À la première rumeur produite à Paris par l'apparition de son livre, il se sauve à Motiers-Travers, village de Neufchâtel, sous la protection du roi de Prusse; il y revêt le costume d'Arménien, fantaisie grotesque qui ressemble à un déguisement et qui n'est qu'une affiche. Cette puérilité dans un philosophe européen attire sur lui une attention qui s'attache plus à l'habit qu'à la personne. Bientôt il entre en querelles épistolaires avec les membres du gouvernement de Genève qui ont condamné ses principes religieux; et, pour leur prouver son christianisme, il abjure le catholicisme et se convertit dogmatiquement et pratiquement au calvinisme sous la direction du pasteur du village.

Il communie à Motiers-Travers, comme Voltaire à Ferney, mais moins dérisoirement.
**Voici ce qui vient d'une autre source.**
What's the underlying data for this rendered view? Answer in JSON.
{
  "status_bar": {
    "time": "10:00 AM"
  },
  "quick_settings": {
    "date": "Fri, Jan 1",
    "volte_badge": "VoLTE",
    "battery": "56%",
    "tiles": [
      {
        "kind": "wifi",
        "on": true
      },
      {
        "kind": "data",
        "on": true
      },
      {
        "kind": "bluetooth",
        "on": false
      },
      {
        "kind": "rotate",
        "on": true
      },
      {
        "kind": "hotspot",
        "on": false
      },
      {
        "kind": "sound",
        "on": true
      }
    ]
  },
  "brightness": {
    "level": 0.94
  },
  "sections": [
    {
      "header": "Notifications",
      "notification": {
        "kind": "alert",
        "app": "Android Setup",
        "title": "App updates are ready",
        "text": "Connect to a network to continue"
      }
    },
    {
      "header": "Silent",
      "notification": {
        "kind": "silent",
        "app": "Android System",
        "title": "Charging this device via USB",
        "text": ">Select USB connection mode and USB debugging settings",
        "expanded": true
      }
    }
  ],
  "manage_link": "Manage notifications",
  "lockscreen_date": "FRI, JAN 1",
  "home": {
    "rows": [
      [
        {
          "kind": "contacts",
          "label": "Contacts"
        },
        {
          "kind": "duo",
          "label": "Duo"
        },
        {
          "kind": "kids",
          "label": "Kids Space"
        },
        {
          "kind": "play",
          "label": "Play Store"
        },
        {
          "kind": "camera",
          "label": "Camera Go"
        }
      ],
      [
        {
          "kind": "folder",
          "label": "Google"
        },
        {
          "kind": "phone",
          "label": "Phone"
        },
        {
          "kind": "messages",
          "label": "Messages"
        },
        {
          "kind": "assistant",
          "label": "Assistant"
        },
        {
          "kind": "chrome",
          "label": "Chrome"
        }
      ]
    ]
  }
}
Le pasteur et lui finissent par se brouiller et par s'excommunier pour des vétilles de sacristie; les habitants prennent parti pour leur prêtre, et lancent des pierres, pendant la nuit, contre les fenêtres de Rousseau. Il s'enfuit avec Thérèse, son esclave volontaire, dans la petite île de Saint-Pierre, appartenant au canton de Berne. Il n'a que le temps d'y rêver une félicité pastorale dans l'oisiveté d'un philosophe contemplatif; le gouvernement de Berne menace de l'expulser: il supplie ce gouvernement de le faire enfermer à vie, pour qu'au prix de sa liberté, il jouisse au moins d'un asile en Suisse.